NHS England’s consultation suggests the option of training GPSIs to manage the care of transgender patients would be ‘convenient for patients as primary care retain responsibility, while also developing local expertise among GPs, both the trained experts and others who will learn experientially’.

But it added that it will ‘cost more’ and could ‘impact on certain patients, such as the disabled, who will have to travel to a different GP practice for their hormone treatments’.

The other options presented in the consultation include keeping the current arrangements, where ‘the patient’s own GP remains responsible for prescribing on the recommendation of the specialist team’, alongside options for specialist teams to either make out the first prescription, or taking on the responsibility for prescribing for the first year, before handing over responsibility to the patient’s GP.

As for keeping the current arrangements, NHS England says that this would be ’convenient for the patients as hormone treatment is managed by their GP alongside their general healthcare needs’ and ‘will require no additional resource’.

It adds that ‘GPs will be supported by the specialist team when this is needed’ but does acknowledge that ‘a small but significant and increasing proportion of GPs do not feel able to accept responsibility for prescribing’ and ‘additional primary care training and service development may be required’.

The consultation says: ‘BMA’s GPC has asked us explore possible alternative models that fulfil the needs of patients as it feels that the current common practice is not clearly defined and does not provide adequate support for prescribing practitioners.’

Dr Andrew Green, clinical and prescribing policy lead at the GPC, said it was now ‘vital’ that ‘all LMCs, and as many GPs as possible, reply to this consultation’.

‘This is the opportunity we have to ensure that this vulnerable group of patients have services commissioned for them for their entire patient journey, not just for the relatively short period they are receiving care from the gender identity clinics.’

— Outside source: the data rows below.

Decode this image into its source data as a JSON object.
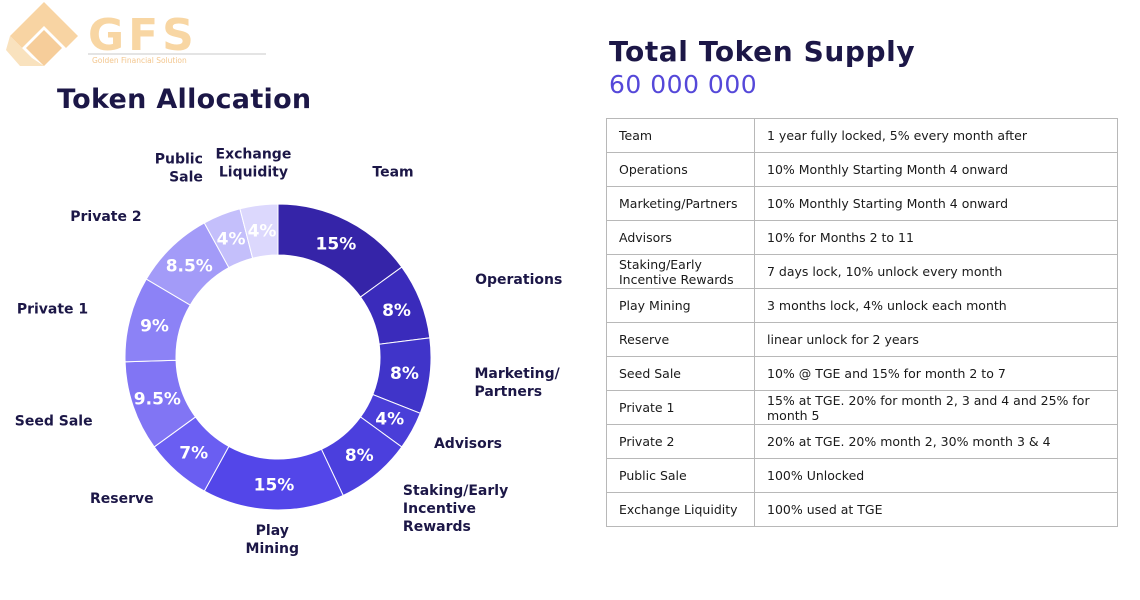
{
  "logo": {
    "text": "GFS",
    "tagline": "Golden Financial Solution"
  },
  "allocation": {
    "title": "Token Allocation"
  },
  "supply": {
    "title": "Total Token Supply",
    "value": "60 000 000"
  },
  "colors": {
    "accent": "#5548d9",
    "title": "#1c1747",
    "logo": "#f5c98c",
    "slice_palette": [
      "#3524a8",
      "#3a2bbb",
      "#3f31c8",
      "#4537cf",
      "#4a3ed8",
      "#5346e9",
      "#5a50f0",
      "#6a5ef2",
      "#8175f4",
      "#8c82f6",
      "#9a92f7",
      "#b3acf9",
      "#cac5fb",
      "#dcd8fd"
    ]
  },
  "chart_data": {
    "type": "pie",
    "donut": true,
    "categories": [
      "Team",
      "Operations",
      "Marketing/ Partners",
      "Advisors",
      "Staking/Early Incentive Rewards",
      "Play Mining",
      "Reserve",
      "Seed Sale",
      "Private 1",
      "Private 2",
      "Public Sale",
      "Exchange Liquidity"
    ],
    "values": [
      15,
      8,
      8,
      4,
      8,
      15,
      7,
      9.5,
      9,
      8.5,
      4,
      4
    ],
    "value_labels": [
      "15%",
      "8%",
      "8%",
      "4%",
      "8%",
      "15%",
      "7%",
      "9.5%",
      "9%",
      "8.5%",
      "4%",
      "4%"
    ],
    "slice_colors": [
      "#3524a8",
      "#3a2bbb",
      "#4034c9",
      "#4a3ed8",
      "#4b3fdd",
      "#5346e9",
      "#6a5ef2",
      "#8175f4",
      "#8c82f6",
      "#a39bf8",
      "#c4bffb",
      "#dcd8fd"
    ],
    "label_colors": [
      "#ffffff",
      "#ffffff",
      "#ffffff",
      "#ffffff",
      "#ffffff",
      "#ffffff",
      "#ffffff",
      "#ffffff",
      "#ffffff",
      "#ffffff",
      "#ffffff",
      "#ffffff"
    ]
  },
  "vesting": {
    "rows": [
      {
        "name": "Team",
        "schedule": "1 year fully locked, 5% every month after"
      },
      {
        "name": "Operations",
        "schedule": "10% Monthly Starting Month 4 onward"
      },
      {
        "name": "Marketing/Partners",
        "schedule": "10% Monthly Starting Month 4 onward"
      },
      {
        "name": "Advisors",
        "schedule": "10% for Months 2 to 11"
      },
      {
        "name": "Staking/Early Incentive Rewards",
        "schedule": "7 days lock, 10% unlock every month"
      },
      {
        "name": "Play Mining",
        "schedule": "3 months lock, 4% unlock each month"
      },
      {
        "name": "Reserve",
        "schedule": "linear unlock for 2 years"
      },
      {
        "name": "Seed Sale",
        "schedule": "10% @ TGE and 15% for month 2 to 7"
      },
      {
        "name": "Private 1",
        "schedule": "15% at TGE. 20% for month 2, 3 and 4 and 25% for month 5"
      },
      {
        "name": "Private 2",
        "schedule": "20% at TGE. 20% month 2, 30% month 3 & 4"
      },
      {
        "name": "Public Sale",
        "schedule": "100% Unlocked"
      },
      {
        "name": "Exchange Liquidity",
        "schedule": "100% used at TGE"
      }
    ]
  }
}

The four options consulted on by NHS England

A. The patient’s own general practice remains responsible for prescribing.

B. Specialist team is responsible for issuing the first prescription; the patient’s own general practice will be responsible for issuing subsequent prescriptions.

C. Specialist team is responsible for issuing prescriptions for around one year (or until the patient’s endocrine treatment is stabilised); the patient’s own general practice will be responsible for continuing to issue prescriptions after this time.

D. A new role will be developed called ‘GPs with a Special Interest in Gender Dysphoria’.

NHS England said it also welcomes alternative suggestions.